Earlier this month I introduced the Ichimoku charting system, defining the components of the system. I also eluded to a simple strategy that utilises all these components – the teken sen/kijun sen cross. This simple strategy can be used in all time-frames, although I normally use this setup for swing trading. In response to a comment on this article, I would like to introduce another strategy that is more ideal for those of you who are more interested in day trading – the kijun sen setup. In this article, I will describe this setup in detail.

I advise you to read the previous article posted earlier this month if you either do not understand the main components of Ichimoku, or just need a refresher of the overall system. It can be found here:

The Kijun Sen Cross for Day Trading

For this setup, I normally use two timeframes, 5 min and 30 min. The strategy can be summarised as follows:

  1. In both timeframes, wait for a candle to cross the kijun sen.
  2. Once a candle completes over the kijun sen in the lower timeframe, place an order using the kijun sen +/- 10 pips as a buffer.
  3. Change the stop-loss to breakeven +/- 5 pips once you have reached that level.
  4. Change the stop-loss to teken sen +/- 5 pips once you have reached 20 pips.

An Example from Today

I am going to use the EUR/USD charts from today (10th December 2012) to show how this typical trade strategy could have panned out. I will include two annotated charts at 5 min and 30 min to illustrate this strategy further - please feel free to refer to them as I walk through this trade.

At 10:45 there was a kijun sen/candle cross. The previous candle at 10:40 had also been testing this level. I normally feel more confident entering a trade when the body of the candle has closed fully above the kijun sen, and the next one starting above the kijun sen (i.e. so it has fully crossed over). Looking at a higher timeframe (30 min) confirms the trend that this indeed is a kijun sen crossover, and at this point, this would signal a trade entry at the next candlestick, 10:50, for a price of 1.29055. This completes steps 1 and 2 of my strategy.

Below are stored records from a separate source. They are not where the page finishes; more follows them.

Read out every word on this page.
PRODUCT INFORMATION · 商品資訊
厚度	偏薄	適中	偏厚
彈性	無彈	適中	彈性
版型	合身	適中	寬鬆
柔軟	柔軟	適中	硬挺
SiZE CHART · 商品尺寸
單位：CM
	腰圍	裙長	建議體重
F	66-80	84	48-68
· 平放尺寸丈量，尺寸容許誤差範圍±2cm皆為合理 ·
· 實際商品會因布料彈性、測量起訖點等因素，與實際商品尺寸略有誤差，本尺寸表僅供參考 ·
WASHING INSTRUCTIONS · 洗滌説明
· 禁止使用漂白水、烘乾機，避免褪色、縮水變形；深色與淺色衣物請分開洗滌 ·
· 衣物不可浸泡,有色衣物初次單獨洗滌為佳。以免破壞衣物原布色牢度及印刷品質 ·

In concordance with my trading strategy, I would have changed my stop-loss at 12:55 to a break-even level (step 3). By this time, the bullish trend was strengthening and the trade eventually exceeded 20 pips. This would signal the final step of my strategy (step 4), changing my stop-loss to the tekan sen, and my trade eventually stopped out at 14:05 for a price of 1.29309 – for a profit of 25 pips.

Chart 1: 5 min EUR/USD, 10th December 2012:

Chart 2: 30 min EUR/USD, 10th December 2012:

Hopefully this article has helped in explaining how Ichimoku can be used for successful day trading. Please feel free to comment, and good luck in the markets!